Forest fire safety and prevention, wildfire
It’s not hard to realize that forest fires have become five times more frequent and six times more destructive in recent years. Fires have been all over the news! But did you know that these frequent and destructive wildfires are due to global warming and climate change? According to National Geographic.com, “California has warmed by about three degrees Fahrenheit. That extra-warmed air sucks water out of plants and soils, leaving the trees, shrubs, and rolling grasslands of the state dry and primed to burn.”

Forest fires are based upon something known as the fire triangle. A forest fire needs heat, oxygen, and fuel to spread. Destroying the supply of any one of these elements will help extinguish the fire. The water put on a wildfire reduces the heat and denies the fire the oxygen that it needs to keep going.

If you are out in the forest when a wildfire starts:
  • Call an emergency helpline number and evacuate as soon as possible.
  • Always be on the lookout for any visual signs of smoke, red glow, or smell of smoke.
  • Always travel upwind, i.e., against the direction the wind, and downhill in case of a wildfire outbreak.
  • Never move through canyons, passes, or congested routes.
  • Never try to outrun a wildfire.
If you ever get caught in a wildfire:
  • Immediately call for help.
  • Try not to breathe in the smoke.
  • Cover your mouth with a wet cloth.
  • Try to stay calm.
  • Cover your body and make sure you do not inhale the hot gases.
  • Dig a hole in the ground and plant your face inside it to avoid breathing fumes. When doing so, be sure to lie face down with your feet towards the fire.
  • Stay clear of overhead branches.
  • Move towards an area that has already been burnt by the fire.
  • Make sure your clothes are dry at all times.

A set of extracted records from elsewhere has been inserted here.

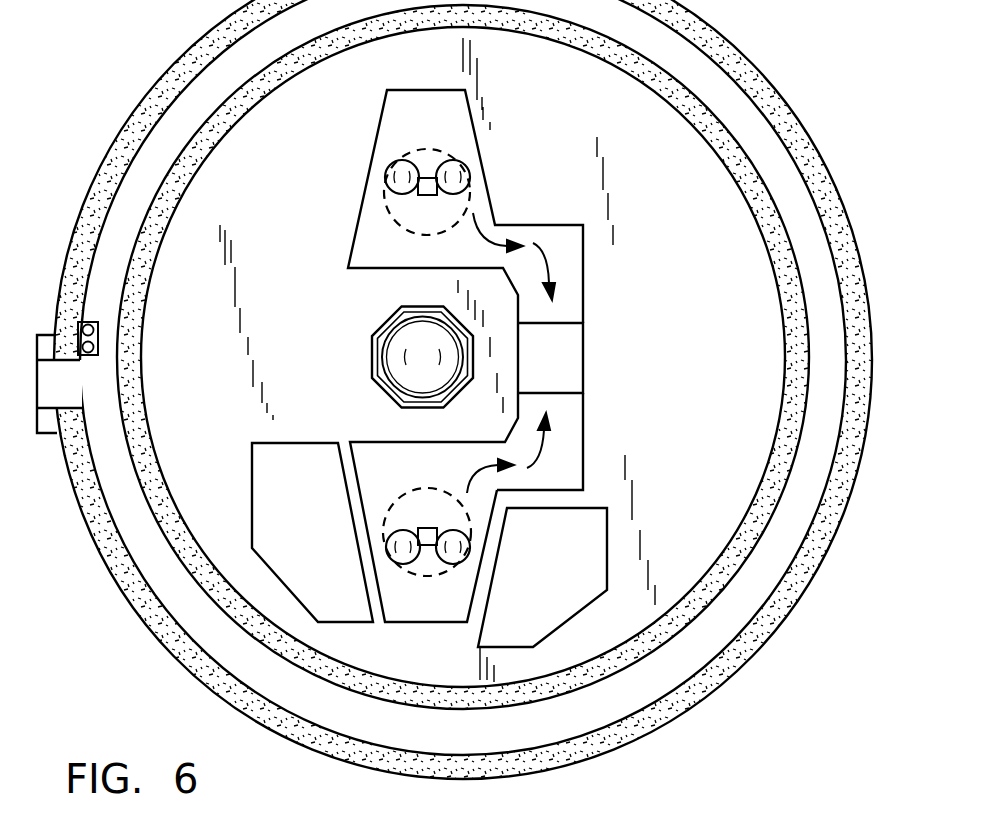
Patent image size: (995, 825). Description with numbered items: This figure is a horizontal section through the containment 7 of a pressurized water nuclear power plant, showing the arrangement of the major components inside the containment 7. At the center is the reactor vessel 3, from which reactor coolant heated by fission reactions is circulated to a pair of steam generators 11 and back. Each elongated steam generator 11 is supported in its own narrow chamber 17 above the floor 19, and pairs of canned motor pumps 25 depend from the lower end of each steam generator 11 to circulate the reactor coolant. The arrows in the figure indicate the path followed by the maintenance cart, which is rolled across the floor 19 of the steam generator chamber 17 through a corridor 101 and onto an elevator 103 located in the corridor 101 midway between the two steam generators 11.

The containment 7 is at (773, 197).
The reactor vessel 3 is at (373, 338).
The steam generator chamber 17 is at (383, 110).
The floor 19 is at (458, 137).
The canned motor pumps 25 is at (388, 163).
The steam generators 11 is at (385, 222).
The corridor 101 is at (570, 450).
The elevator 103 is at (567, 362).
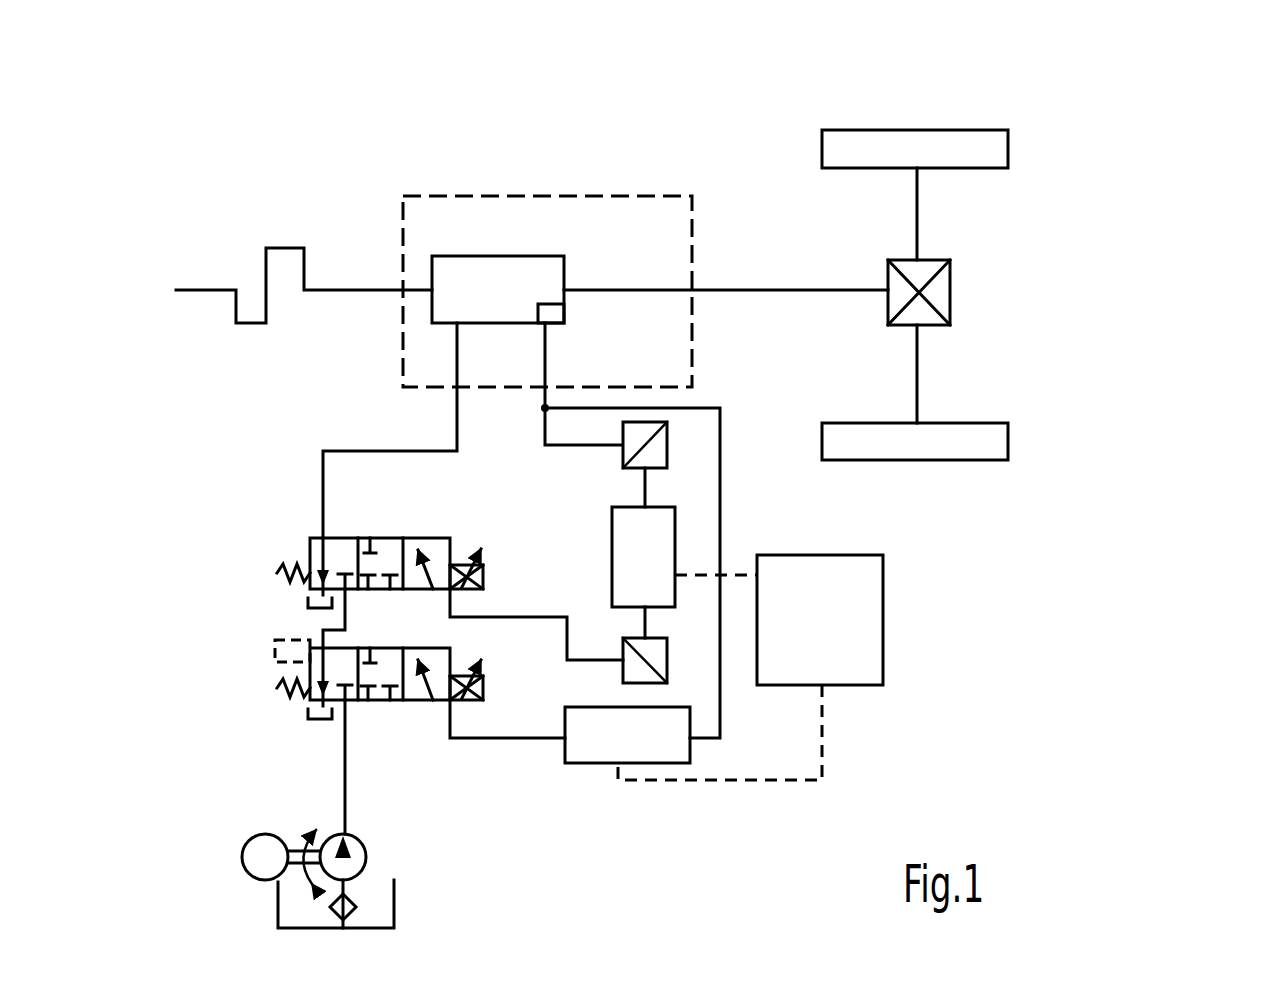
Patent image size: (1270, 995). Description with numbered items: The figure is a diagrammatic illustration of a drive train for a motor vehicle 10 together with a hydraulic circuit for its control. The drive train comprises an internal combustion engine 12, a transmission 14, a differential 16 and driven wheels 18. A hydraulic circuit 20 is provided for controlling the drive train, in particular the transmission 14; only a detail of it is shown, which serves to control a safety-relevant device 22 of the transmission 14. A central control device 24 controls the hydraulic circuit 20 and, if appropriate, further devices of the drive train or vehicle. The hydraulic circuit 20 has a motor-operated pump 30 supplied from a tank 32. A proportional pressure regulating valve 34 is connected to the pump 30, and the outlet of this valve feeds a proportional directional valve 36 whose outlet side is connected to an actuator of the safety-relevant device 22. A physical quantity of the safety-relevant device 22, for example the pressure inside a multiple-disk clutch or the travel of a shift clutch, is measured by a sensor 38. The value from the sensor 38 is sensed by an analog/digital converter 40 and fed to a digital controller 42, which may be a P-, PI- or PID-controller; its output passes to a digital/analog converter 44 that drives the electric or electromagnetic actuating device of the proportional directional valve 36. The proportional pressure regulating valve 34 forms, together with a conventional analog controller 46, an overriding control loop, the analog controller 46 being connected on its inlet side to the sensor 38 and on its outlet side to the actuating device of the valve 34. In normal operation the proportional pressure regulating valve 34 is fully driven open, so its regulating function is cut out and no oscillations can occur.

  • Make sure you protect your body with nonsynthetic clothing that does not catch fire easily. Stay away from synthetic materials.
After surviving the fire:
  • Plan an escape route through places that have already been burnt down.
  • If the place you are at is free of vegetation, then stay there until help comes.
  • Seek professional medical help immediately after reaching the nearby town. Victims of traumatic experiences such as being in a wildfire tend to suffer from anxiety disorders like PTSD. So it’s recommended to consult a doctor as soon as possible.